Integer part, decimal part, scientific notation. The mechanics were
interesting but not the main event.
The main event was K&R’s warning about implicit declarations.
If you call atof before you declare it, the compiler assumes it returns
int. That assumption gets baked into the machine code at the call site.
Then when atof actually runs and puts a double into XMM0, the caller
is already reading RAX. Two registers. No overlap. No error. Just silence
and wrong data.
I typed out the calculator example and traced the declaration placement.
Then I started section 4.3 and got into extern and the definition versus
declaration question, which I am carrying into tomorrow.
The Questions That Came Up
Why can’t the compiler just look ahead?
My first instinct was: just scan the whole file first. But the C compiler is a transcriber, not a reader. It processes one line at a time. When it hits a function call, it has to emit machine code for that call immediately. It cannot wait to see what the function returns later. That constraint is a design decision from an era when memory was measured in kilobytes. The consequence is that omitting a prototype is not a style issue. It is an instruction to emit wrong machine code.
Does it matter if the declaration is inside main or at file scope?
Yes, but not in the way I first assumed. Inside main, the declaration is
private to that function. Every other function in the same translation unit
is back in No Man’s Land for atof. File scope fixes that for the whole
file. Neither option scales to a multi-file project. That pressure is
exactly what created header files.
The Feynman Test
I used to think a function’s return type was just information for the programmer. A note in the code.
It is not. It is a direction on a map.
On x86_64, when a function finishes and hands back a result, there are
rules for where that result goes. Integer comes back in RAX. Floating
point comes back in XMM0. The caller has to know which register to look
in before the function even runs. That decision is locked into the machine
code when the file compiles.
If the caller thinks it is getting an integer, it looks in RAX. If the
function actually returned a double and put it in XMM0, the caller misses
it completely. It reads whatever happened to be in RAX last. A memory
address. A loop counter. Anything.
The program does not crash. It just continues with hallucinated data. The CPU did exactly what it was told to do. It was told the wrong thing.
That is what a missing prototype costs you.
Hacker Connection
Entry 034 in the vulnerability notebook: Register-Level Type Confusion, CWE-843.
The exploitation angle is subtle but real. If an attacker can influence a value that gets used after an ABI mismatch, the corrupted result is deterministic based on register state. That is not random garbage. It is predictable garbage, which is a different problem.
The broader pattern carries past implicit declarations. Any time caller and callee disagree on type, the ABI breaks. Mismatched headers. Wrong prototype in a build system. Variadic function called without a proper format string. The register confusion is the underlying hardware reality behind all of them.

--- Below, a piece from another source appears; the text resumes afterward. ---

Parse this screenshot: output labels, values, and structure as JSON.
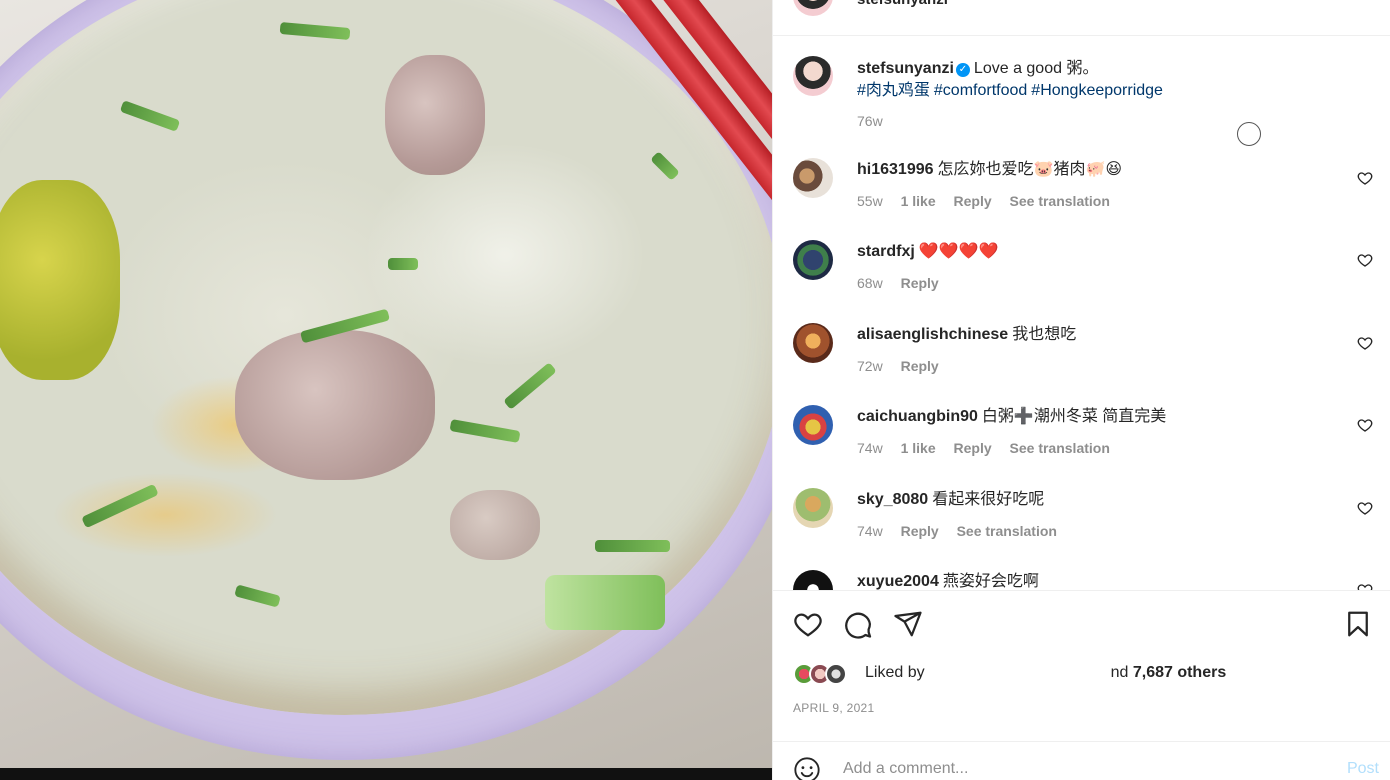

C99 technically killed implicit int. But legacy codebases, embedded
toolchains, and -std=c89 builds kept it alive. The pattern matters beyond
the specific rule that created it.
What Is Next
Section 4.3 formally introduces extern and the distinction between a
definition and a declaration. I have a working intuition from today and
from the overnight question I answered this morning. Tomorrow I need to
find the precise line K&R draws between the two and why it matters for
everything that comes after.
Overnight question: what exactly does it mean to define a variable versus declare one, and what does storage allocation have to do with it?
Day 30 of 365. One month down. The machine is less of a black box, and No Man’s Land is ours.